By Bruce Millington10.13AM 12 NOV 2009
Racing Post editor Bruce Millington with an open letter to the sports editors who will between them choose the ten candidates for this year's prestigious award
FRIDAY is the deadline for you to submit the ten names you nominate for the BBC Sports Personality of 2009 shortlist.
On behalf of the whole sport of racing, I respectfully urge you to give careful consideration to the overwhelming case for Tony McCoy to be included on your list.
This is not some desperate voice from a far-flung parish of the sporting world defying logic and natural justice and banging the drum for an unworthy candidate.
It's a plea to correct one of the great sporting wrongs of recent times - namely that the British public has never been afforded the opportunity to show how much it appreciates the phenomenon that is McCoy in the annual BBC poll.
This has been a year that has seen some notable British sporting performances.

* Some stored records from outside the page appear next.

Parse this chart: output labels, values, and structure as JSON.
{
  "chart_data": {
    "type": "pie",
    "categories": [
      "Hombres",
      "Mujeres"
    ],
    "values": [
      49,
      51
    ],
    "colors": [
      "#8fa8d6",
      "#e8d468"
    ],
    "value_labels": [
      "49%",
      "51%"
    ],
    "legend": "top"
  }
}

Jenson Button, Jessica Ennis and David Haye became world champions; England's cricketers won the Ashes, and Mark Cavendish proved himself the fastest man on two wheels in the Tour de France.
Meanwhile, for the 14th successive year, McCoy became champion jump jockey, and chalked up his 3,000th winner, a feat that would have been considered as good as impossible back in 1992 when he registered his very first riding success.
He should not, however, be nominated as some form of lifetime recognition. 2009 has seen the Ulsterman perform every bit as supremely as ever, despite him, at 35, entering what is the veteran stage for jump jockeys.
He has ridden 179 winners in Britain this year, sits 33 clear of his nearest rival in the 2009-10 championship, and is still causing jaws to drop with his logic-defying ability to pass the post in front on horses which would be beaten with any other human in the saddle.
His performance on Wichita Lineman at the Cheltenham Festival was widely recognised as one of the all-time great rides, with no less a sportswriting legend than Hugh McIlvanney commenting in the Sunday Times: "McCoy electrified the old arena in the Cotswolds with a miracle of persistence and communicated conviction that finally galvanised the ill-travelling, erratically jumping Wichita Lineman into surging beyond Maljimar (and the bounds of believability) to finish a neck in front."
Like Ryan Giggs, who was crowned footballer of the year in 2009, McCoy shows no signs of diminished talent or desire.
Unlike Giggs, McCoy still requires an ambulance to follow him during his working day and is on a constant diet that equates to nothing other than borderline starvation.
Please be in no doubt what a momentous feat riding 3,000 winners is. As Paul Hayward wrote in The Observer: "To say his pursuit of a 3,000th winner over sticks is just another statistical milestone of the sort that litter modern sport is a calumny against this famished hero of the weighing room.
"It is an epic narrative of simple pleasures denied, crippling injuries overcome, and horses kicked and slapped across finishing lines as an obsessive nature seeks its fulfilment in the flash of an equine head past a giant lollipop."
McCoy is revered in racing and admired throughout the sporting sphere. From the royalty for whom he rides to the multitude of betting shop punters who put their faith in him on a daily basis, this is a man who delivers.
He embodies the great sporting principles of bravery, skill, dignity, success and dedication.
The people of Great Britain may decide he is not the worthiest recipient of the BBC Sports Personality award. But they deserve the chance to make that decision, so please do the right thing and find room in your ten-strong list of candidates for Anthony Peter McCoy.